Q: Can you talk about how you felt during the initial US shutdown and mass cancellations?
During this I was auditioning, I almost booked something substantial that was cancelled because of COVID-19. When this first happened I was with a friend and we didn't realize how serious it was quite yet and the next day things shut down. It has been an adjustment to just be and not be too hard on myself. If I’m in a bad mood and don't want to do anything I try to stay motivated as much as I can. This is something that no one has been through before.

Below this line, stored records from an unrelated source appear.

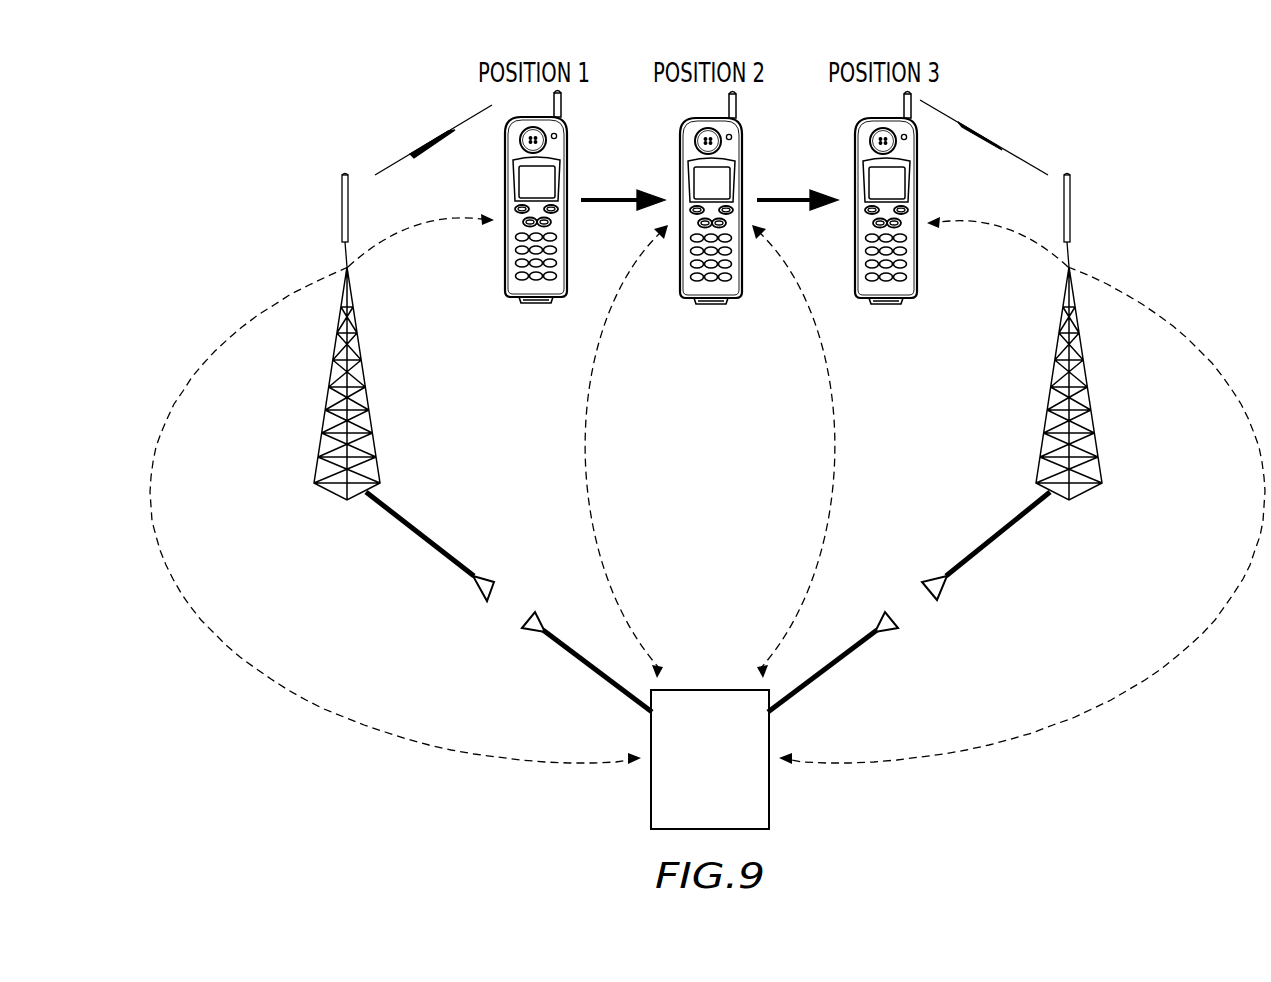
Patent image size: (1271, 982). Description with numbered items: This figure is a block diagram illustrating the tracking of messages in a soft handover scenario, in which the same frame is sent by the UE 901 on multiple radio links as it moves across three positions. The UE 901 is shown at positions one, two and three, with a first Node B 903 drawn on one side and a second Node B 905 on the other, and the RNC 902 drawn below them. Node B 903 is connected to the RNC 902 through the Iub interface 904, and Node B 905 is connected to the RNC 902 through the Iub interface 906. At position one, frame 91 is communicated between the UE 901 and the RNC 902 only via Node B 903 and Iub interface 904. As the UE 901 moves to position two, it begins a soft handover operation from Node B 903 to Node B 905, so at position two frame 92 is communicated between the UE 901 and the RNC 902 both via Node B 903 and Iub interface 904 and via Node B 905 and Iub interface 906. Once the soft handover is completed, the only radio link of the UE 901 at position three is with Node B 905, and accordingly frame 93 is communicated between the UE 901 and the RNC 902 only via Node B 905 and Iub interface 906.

The UE 901 is at (537, 303).
The RNC 902 is at (733, 797).
The Node B 903 is at (370, 363).
The Iub interface 904 is at (413, 538).
The Node B 905 is at (1056, 363).
The Iub interface 906 is at (1005, 538).
The frame 91 is at (300, 680).
The frame 92 is at (578, 478).
The frame 93 is at (1123, 680).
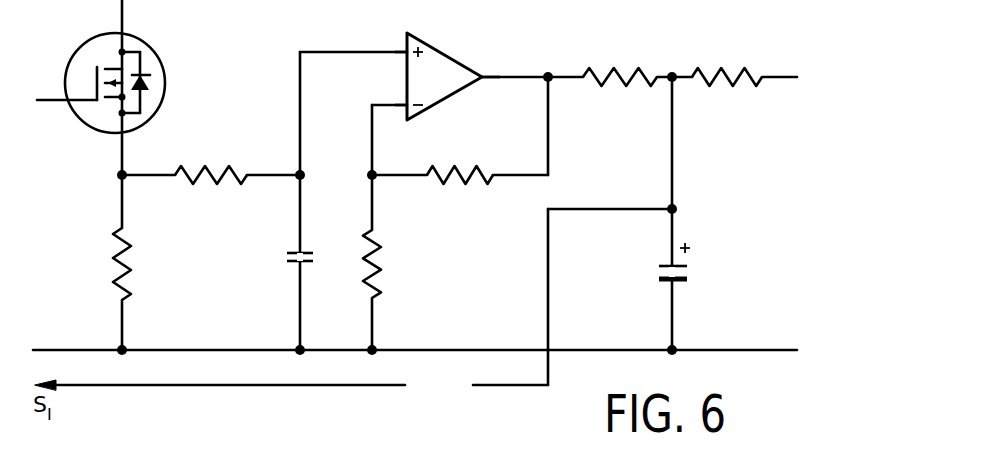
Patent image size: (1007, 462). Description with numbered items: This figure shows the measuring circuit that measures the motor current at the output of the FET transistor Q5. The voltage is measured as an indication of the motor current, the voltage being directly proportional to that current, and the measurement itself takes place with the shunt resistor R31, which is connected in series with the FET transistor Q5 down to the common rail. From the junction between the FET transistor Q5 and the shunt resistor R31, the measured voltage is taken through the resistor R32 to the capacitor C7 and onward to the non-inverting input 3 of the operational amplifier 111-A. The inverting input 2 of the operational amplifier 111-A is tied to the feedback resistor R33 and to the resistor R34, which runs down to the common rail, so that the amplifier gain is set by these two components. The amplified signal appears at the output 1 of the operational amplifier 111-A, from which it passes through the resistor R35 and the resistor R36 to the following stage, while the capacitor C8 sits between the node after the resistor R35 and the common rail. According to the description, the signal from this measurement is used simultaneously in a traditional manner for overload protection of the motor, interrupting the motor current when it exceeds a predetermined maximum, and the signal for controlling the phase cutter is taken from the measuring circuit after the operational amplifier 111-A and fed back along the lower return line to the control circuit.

The FET transistor Q5 is at (120, 83).
The shunt resistor R31 is at (101, 264).
The resistor R32 is at (211, 160).
The feedback resistor R33 is at (460, 189).
The resistor R34 is at (394, 264).
The resistor R35 is at (620, 61).
The resistor R36 is at (727, 61).
The capacitor C7 is at (283, 258).
The electrolytic capacitor C8 is at (657, 262).
The operational amplifier 111-A is at (444, 66).
The op-amp output pin 1 is at (491, 64).
The op-amp inverting input pin 2 is at (393, 91).
The op-amp non-inverting input pin 3 is at (393, 39).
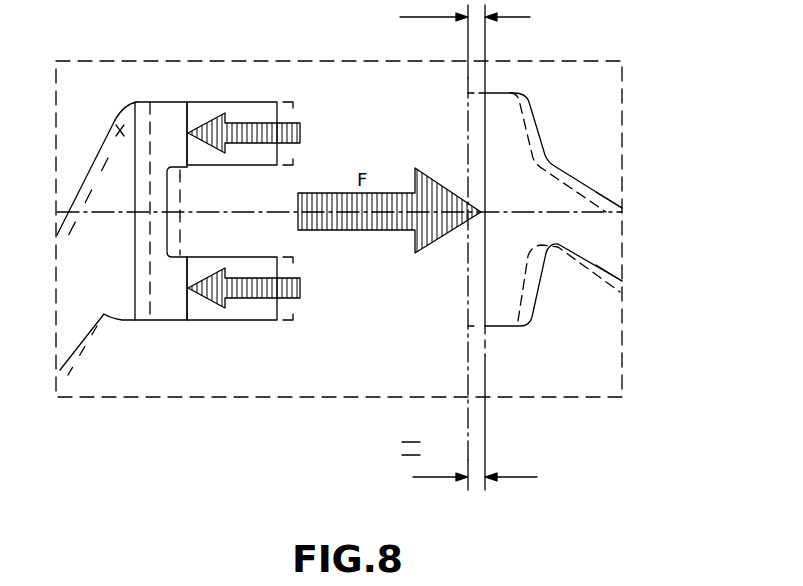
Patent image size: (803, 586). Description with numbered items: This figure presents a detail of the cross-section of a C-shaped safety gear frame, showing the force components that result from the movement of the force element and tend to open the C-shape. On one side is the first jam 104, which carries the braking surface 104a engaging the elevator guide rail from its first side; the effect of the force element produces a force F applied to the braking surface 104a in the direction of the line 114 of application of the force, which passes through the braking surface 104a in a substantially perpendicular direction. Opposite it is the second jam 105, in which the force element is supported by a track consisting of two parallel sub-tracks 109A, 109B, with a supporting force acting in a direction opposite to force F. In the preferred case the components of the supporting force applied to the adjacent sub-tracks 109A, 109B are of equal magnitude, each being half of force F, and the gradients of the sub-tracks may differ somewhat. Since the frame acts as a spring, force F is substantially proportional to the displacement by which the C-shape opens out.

The first jam 104 is at (532, 105).
The braking surface 104a is at (487, 283).
The second jam 105 is at (117, 118).
The first sub-track 109A is at (187, 120).
The second sub-track 109B is at (193, 312).
The line of application of the force 114 is at (605, 210).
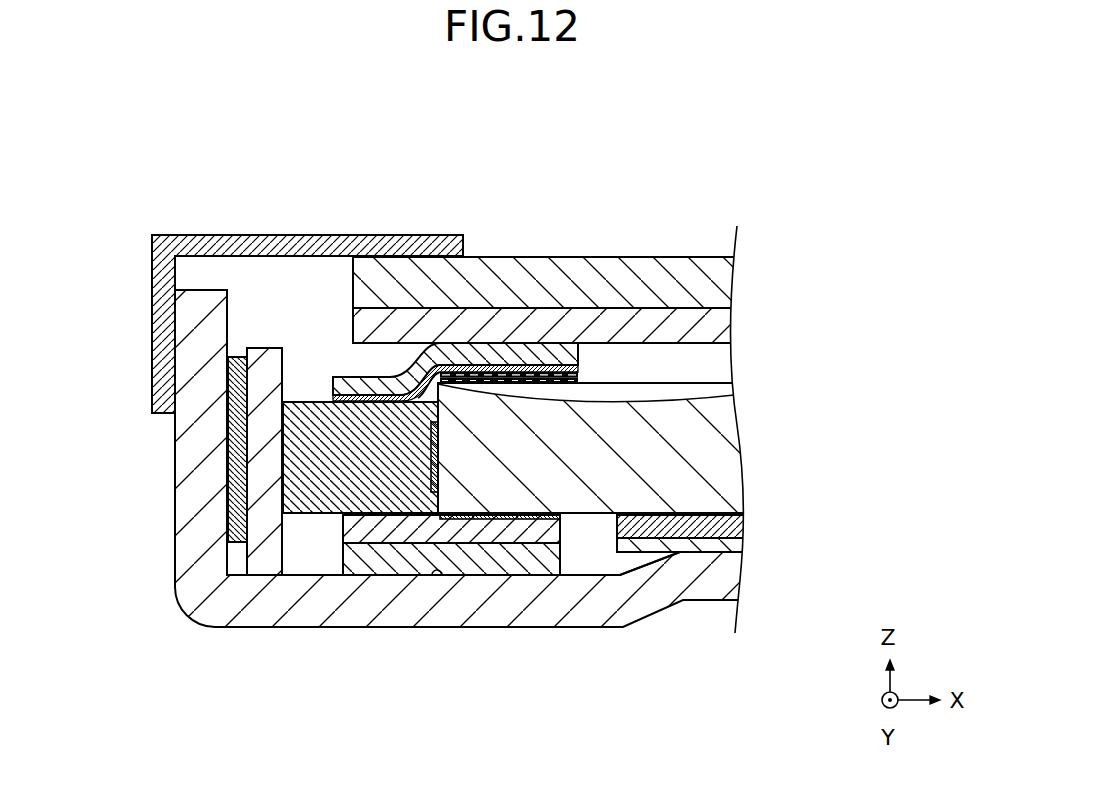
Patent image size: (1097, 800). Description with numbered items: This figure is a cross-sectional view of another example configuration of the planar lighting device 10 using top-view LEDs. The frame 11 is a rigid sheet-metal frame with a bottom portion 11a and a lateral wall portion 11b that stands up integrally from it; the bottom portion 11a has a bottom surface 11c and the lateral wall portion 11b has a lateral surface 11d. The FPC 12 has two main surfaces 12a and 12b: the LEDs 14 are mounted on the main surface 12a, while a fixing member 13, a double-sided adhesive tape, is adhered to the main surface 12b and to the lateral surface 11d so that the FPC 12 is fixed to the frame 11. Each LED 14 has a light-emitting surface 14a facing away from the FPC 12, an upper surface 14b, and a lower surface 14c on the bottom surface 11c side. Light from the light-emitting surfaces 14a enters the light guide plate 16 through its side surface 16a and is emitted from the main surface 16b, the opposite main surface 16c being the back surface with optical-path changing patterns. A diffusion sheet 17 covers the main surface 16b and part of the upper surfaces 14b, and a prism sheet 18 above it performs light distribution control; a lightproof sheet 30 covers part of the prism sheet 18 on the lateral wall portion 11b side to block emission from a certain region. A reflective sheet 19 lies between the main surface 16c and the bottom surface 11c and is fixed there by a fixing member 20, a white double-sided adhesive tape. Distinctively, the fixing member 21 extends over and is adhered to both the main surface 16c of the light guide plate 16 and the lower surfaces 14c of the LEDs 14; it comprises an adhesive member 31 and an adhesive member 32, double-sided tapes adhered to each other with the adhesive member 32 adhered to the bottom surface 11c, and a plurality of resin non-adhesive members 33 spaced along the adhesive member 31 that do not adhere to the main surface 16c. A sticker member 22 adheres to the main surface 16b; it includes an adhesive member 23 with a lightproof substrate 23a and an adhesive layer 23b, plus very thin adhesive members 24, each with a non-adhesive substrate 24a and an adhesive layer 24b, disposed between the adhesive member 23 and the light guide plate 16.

The planar lighting device 10 is at (755, 177).
The frame 11 is at (727, 645).
The bottom portion 11a is at (728, 580).
The lateral wall portion 11b is at (183, 487).
The bottom surface 11c is at (437, 580).
The lateral surface 11d is at (233, 346).
The FPC 12 is at (236, 562).
The main surface 12a is at (283, 352).
The main surface 12b is at (234, 352).
The fixing member 13 is at (238, 527).
The LEDs 14 is at (358, 462).
The light-emitting surface 14a is at (430, 476).
The upper surfaces 14b is at (313, 398).
The lower surfaces 14c is at (308, 522).
The light guide plate 16 is at (718, 452).
The side surface 16a is at (690, 401).
The main surface 16b is at (648, 383).
The main surface 16c is at (662, 511).
The diffusion sheet 17 is at (712, 322).
The prism sheet 18 is at (718, 277).
The reflective sheet 19 is at (745, 518).
The fixing member 20 is at (742, 545).
The fixing member 21 is at (473, 710).
The sticker member 22 is at (360, 140).
The adhesive member 23 is at (338, 185).
The substrate 23a is at (380, 377).
The adhesive layer 23b is at (428, 390).
The adhesive members 24 is at (490, 185).
The substrate 24a is at (566, 360).
The adhesive layer 24b is at (504, 367).
The lightproof sheet 30 is at (152, 398).
The adhesive member 31 is at (540, 528).
The adhesive member 32 is at (493, 554).
The non-adhesive members 33 is at (554, 520).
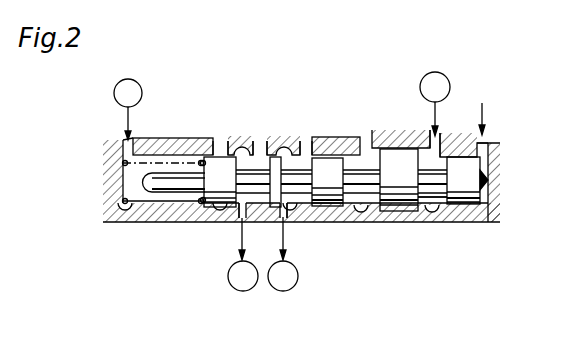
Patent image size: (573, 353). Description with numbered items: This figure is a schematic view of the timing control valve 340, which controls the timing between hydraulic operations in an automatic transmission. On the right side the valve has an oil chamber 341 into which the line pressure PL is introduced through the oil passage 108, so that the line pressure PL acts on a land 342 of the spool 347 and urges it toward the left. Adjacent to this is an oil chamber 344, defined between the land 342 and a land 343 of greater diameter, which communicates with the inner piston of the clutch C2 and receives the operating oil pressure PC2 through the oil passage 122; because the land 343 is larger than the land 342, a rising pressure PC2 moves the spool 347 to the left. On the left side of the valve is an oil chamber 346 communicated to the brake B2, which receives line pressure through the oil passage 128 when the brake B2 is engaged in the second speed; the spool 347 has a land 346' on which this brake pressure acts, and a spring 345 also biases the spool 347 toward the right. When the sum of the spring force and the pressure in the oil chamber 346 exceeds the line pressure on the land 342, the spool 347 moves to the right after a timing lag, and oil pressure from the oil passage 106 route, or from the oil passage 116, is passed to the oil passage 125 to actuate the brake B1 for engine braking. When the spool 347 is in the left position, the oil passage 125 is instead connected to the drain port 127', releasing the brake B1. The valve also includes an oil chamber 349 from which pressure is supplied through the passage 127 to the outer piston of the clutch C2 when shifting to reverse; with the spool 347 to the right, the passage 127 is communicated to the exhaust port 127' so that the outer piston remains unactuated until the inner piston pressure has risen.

The timing control valve 340 is at (125, 212).
The oil chamber 341 is at (481, 207).
The land 342 is at (461, 190).
The land 343 is at (303, 210).
The oil chamber 344 is at (416, 204).
The spring 345 is at (152, 203).
The oil chamber 346 is at (163, 133).
The land 346' is at (214, 206).
The spool 347 is at (176, 190).
The oil chamber 349 is at (263, 203).
The oil passage 106 is at (224, 138).
The oil passage 108 is at (484, 113).
The oil passage 116 is at (306, 137).
The oil passage 122 is at (422, 98).
The oil passage 125 is at (288, 242).
The passage 127 is at (209, 264).
The exhaust port 127' is at (272, 118).
The oil passage 128 is at (126, 113).
The brake B1 is at (282, 291).
The brake B2 is at (114, 88).
The clutch C2 is at (448, 76).
The operating oil pressure PC2 is at (435, 110).
The line pressure PL is at (478, 109).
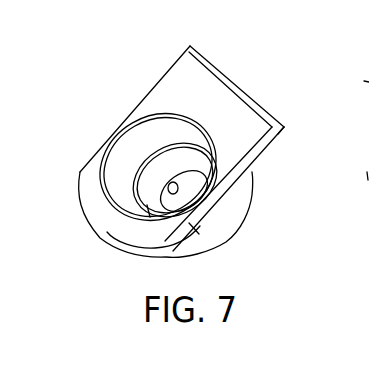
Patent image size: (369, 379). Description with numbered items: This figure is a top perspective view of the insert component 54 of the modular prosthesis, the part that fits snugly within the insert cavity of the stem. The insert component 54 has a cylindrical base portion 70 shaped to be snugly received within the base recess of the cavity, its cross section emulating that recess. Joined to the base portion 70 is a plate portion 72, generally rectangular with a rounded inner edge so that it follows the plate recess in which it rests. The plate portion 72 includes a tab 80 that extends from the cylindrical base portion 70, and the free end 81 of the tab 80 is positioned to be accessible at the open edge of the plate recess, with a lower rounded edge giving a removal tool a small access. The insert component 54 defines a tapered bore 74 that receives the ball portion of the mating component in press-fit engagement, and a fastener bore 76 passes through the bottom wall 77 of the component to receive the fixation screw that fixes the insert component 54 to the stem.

The insert component 54 is at (201, 140).
The base portion 70 is at (228, 214).
The plate portion 72 is at (257, 151).
The tapered bore 74 is at (133, 155).
The fastener bore 76 is at (170, 206).
The bottom wall 77 is at (106, 236).
The tab 80 is at (183, 88).
The free end 81 is at (222, 70).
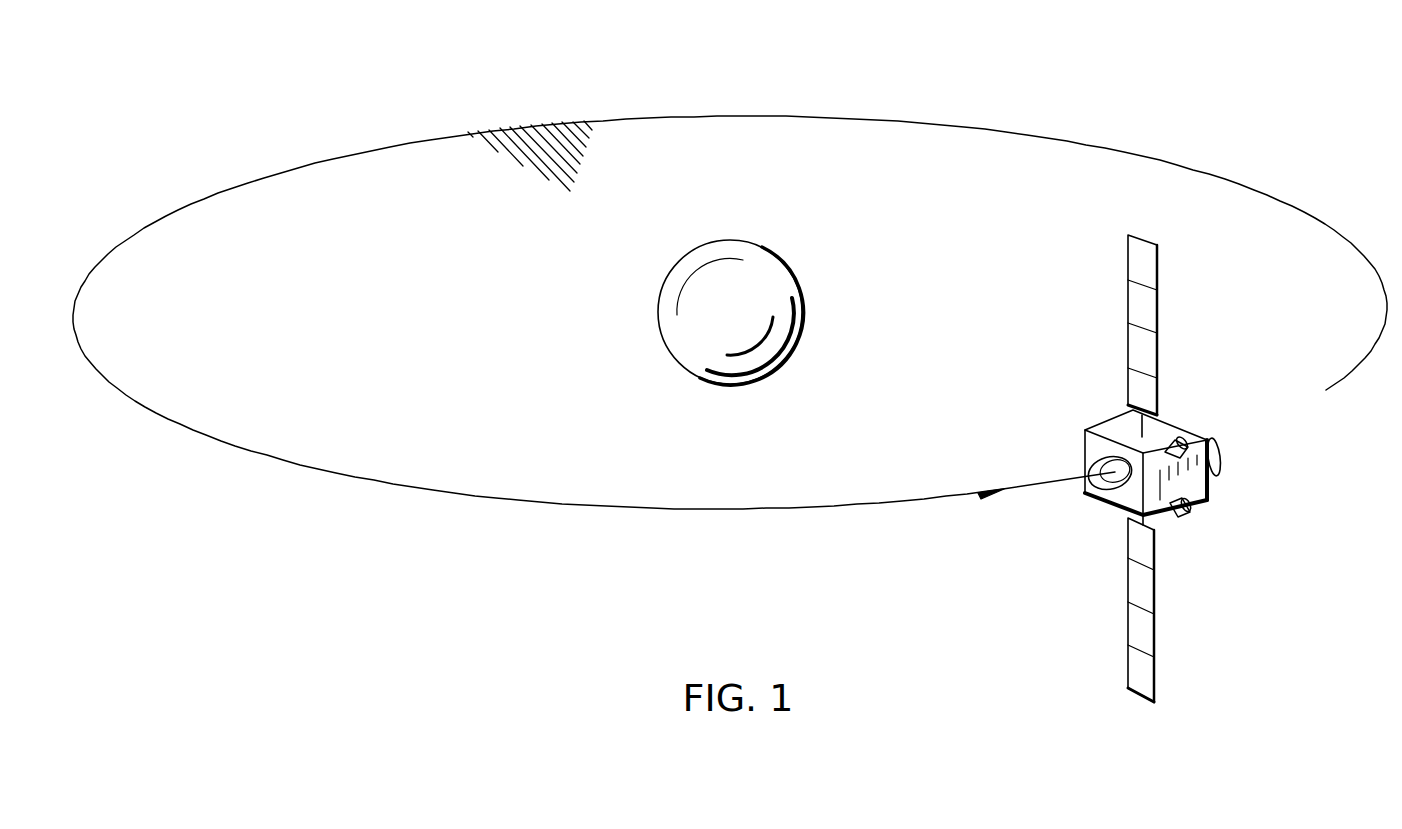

Q: What is a message you would like to say to health workers on the front lines if you could?
I love you guys even though I haven't met you. I appreciate you. I thank you for putting your life on the line to save lives and just sharing your work and your vulnerability with people you don't even know. Thank you.
Q: What other interests have you delved deeper into during this time?
I choreograph and direct. There is a project I wanted to do this summer and I have dived deeper into it. I’ve been finding music and figuring out different ways to tell the story I want to tell. I have been able to work on my short films. That is mostly what I have been doing. For me personally in the next three to five years I want to switch over to completely directing and choreographing. This short film is 15min long with different songs and stories and I am really excited about it. I hope that I can go outside soon to shoot. Also there is this app called Broadway HD, so I have done research watching Broadway shows and old music videos for inspiration so when I go back I have more knowledge than I left with.
Q: What social changes and responsibilities have you seen people making during the pandemic? Do you think the pandemic will make us a more socially conscious society?
There's been a lot of online dance classes which are so good for the community. We are in a weird time where we can't go to the studio. I have a friend who is making sandwiches for the homeless and handing them out. I have seen people making masks and sending them out. I see people helping one another through this tough time and raising money for dance schools to keep them afloat.
Q: Using the idea of “worldmaking” how do you imagine the performing arts world after the pandemic? (Worldmaking: How you can re-imagine the world in your own terms, the way you want it to be. Using this tool one can construct new worlds and write themselves into narratives that have excluded them and systems that have disabled them.)
More diversity, more funding for the arts, more pay. More appreciation for the arts. Right now people watch these shows and TV and movies and like, where do you think this comes from? These are actors and artists that aren't supported. So I would love to see more dancing in schools for arts programs and universal healthcare. And more appreciation and love for little things like giving someone a hug, sitting in a restaurant, being nice to waiters and people who have to work while we are all scared in the house.